U.S. Productivity Weakens, Labor Costs Jump

Washington, Dhu-AlQa’dah 29, 1437, Sep 1, 2016, SPA — U.S. productivity fell in the second quarter by more than first estimated, while labor costs accelerated sharply, the government reported Thursday.
The Labor Department said productivity fell at an annual rate of 0.6 percent, even worse than the 0.5 percent decline initially reported.
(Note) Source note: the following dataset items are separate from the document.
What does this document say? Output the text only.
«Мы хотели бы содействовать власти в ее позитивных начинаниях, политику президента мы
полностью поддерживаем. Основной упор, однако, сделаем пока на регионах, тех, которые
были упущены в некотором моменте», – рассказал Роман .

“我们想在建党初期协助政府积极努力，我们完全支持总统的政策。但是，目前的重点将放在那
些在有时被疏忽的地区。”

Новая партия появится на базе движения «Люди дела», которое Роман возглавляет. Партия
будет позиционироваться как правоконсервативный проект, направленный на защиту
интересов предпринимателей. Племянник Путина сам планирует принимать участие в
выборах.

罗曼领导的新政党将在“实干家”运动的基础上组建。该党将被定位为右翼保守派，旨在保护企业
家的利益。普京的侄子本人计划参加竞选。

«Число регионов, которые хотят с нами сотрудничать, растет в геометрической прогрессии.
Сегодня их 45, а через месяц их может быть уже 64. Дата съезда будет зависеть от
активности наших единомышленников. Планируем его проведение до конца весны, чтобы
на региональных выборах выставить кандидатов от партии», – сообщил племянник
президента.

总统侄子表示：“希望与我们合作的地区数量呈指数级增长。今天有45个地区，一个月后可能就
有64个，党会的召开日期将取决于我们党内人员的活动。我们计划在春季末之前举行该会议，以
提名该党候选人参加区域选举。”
It matched the 0.6 percent drop in the January-March period and marked the third consecutive quarter that productivity has weakened.
Labor costs rose at an annual rate of 4.3 percent in the April-June period, the biggest increase since a 5.7 percent advance in the fourth quarter of 2015. Labor costs fell at a 0.3 percent annual rate in the first quarter.
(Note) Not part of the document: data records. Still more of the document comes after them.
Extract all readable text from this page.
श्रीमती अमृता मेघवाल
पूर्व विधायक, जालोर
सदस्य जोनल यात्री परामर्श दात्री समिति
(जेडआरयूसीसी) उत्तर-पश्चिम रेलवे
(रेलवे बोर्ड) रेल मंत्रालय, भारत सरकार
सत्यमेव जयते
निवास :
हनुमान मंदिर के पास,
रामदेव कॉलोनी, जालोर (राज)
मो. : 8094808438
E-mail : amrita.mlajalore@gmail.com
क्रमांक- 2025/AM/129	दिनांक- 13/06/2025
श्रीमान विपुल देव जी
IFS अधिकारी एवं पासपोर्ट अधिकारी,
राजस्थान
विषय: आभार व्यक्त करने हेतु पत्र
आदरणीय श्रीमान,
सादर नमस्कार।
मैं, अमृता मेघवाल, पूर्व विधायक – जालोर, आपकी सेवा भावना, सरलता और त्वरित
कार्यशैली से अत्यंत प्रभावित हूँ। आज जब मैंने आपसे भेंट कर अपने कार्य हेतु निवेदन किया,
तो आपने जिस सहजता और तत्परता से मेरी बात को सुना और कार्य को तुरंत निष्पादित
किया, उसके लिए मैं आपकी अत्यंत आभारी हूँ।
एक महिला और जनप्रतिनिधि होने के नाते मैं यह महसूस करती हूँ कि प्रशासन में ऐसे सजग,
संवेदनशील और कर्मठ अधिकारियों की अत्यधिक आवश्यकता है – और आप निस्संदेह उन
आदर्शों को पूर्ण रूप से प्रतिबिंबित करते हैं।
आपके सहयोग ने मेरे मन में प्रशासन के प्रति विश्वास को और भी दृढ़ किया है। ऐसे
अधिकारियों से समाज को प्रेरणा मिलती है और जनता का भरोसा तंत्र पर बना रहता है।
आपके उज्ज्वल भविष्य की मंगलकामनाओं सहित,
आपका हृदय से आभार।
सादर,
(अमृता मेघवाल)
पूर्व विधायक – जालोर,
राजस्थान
The downward revision of productivity reflected the fact that the government last week revised lower its estimate of overall output, as measured by gross domestic product (GDP).
Productivity—the amount of output per hour of work—is the major factor that supports rising living standards, and it has been lagging in the current seven-year economic expansion, limiting overall GDP growth.
Annual economic growth has averaged just 1.2 percent in the time since the 2007-2009 Great Recession, the poorest performance in the post-World War II period. Economists say the weakness in productivity has been a factor in the slow growth seen over the past seven years. Federal Reserve (Fed) Chair Janet Yellen has pointed to productivity as a key challenge facing the country.
Economists believe businesses need to begin focusing more on increasing the efficiency of their existing workforce rather than just hiring more workers to meet demand. They expect companies to start focusing on productivity as the labor market hits full employment and the pool of available qualified workers diminishes.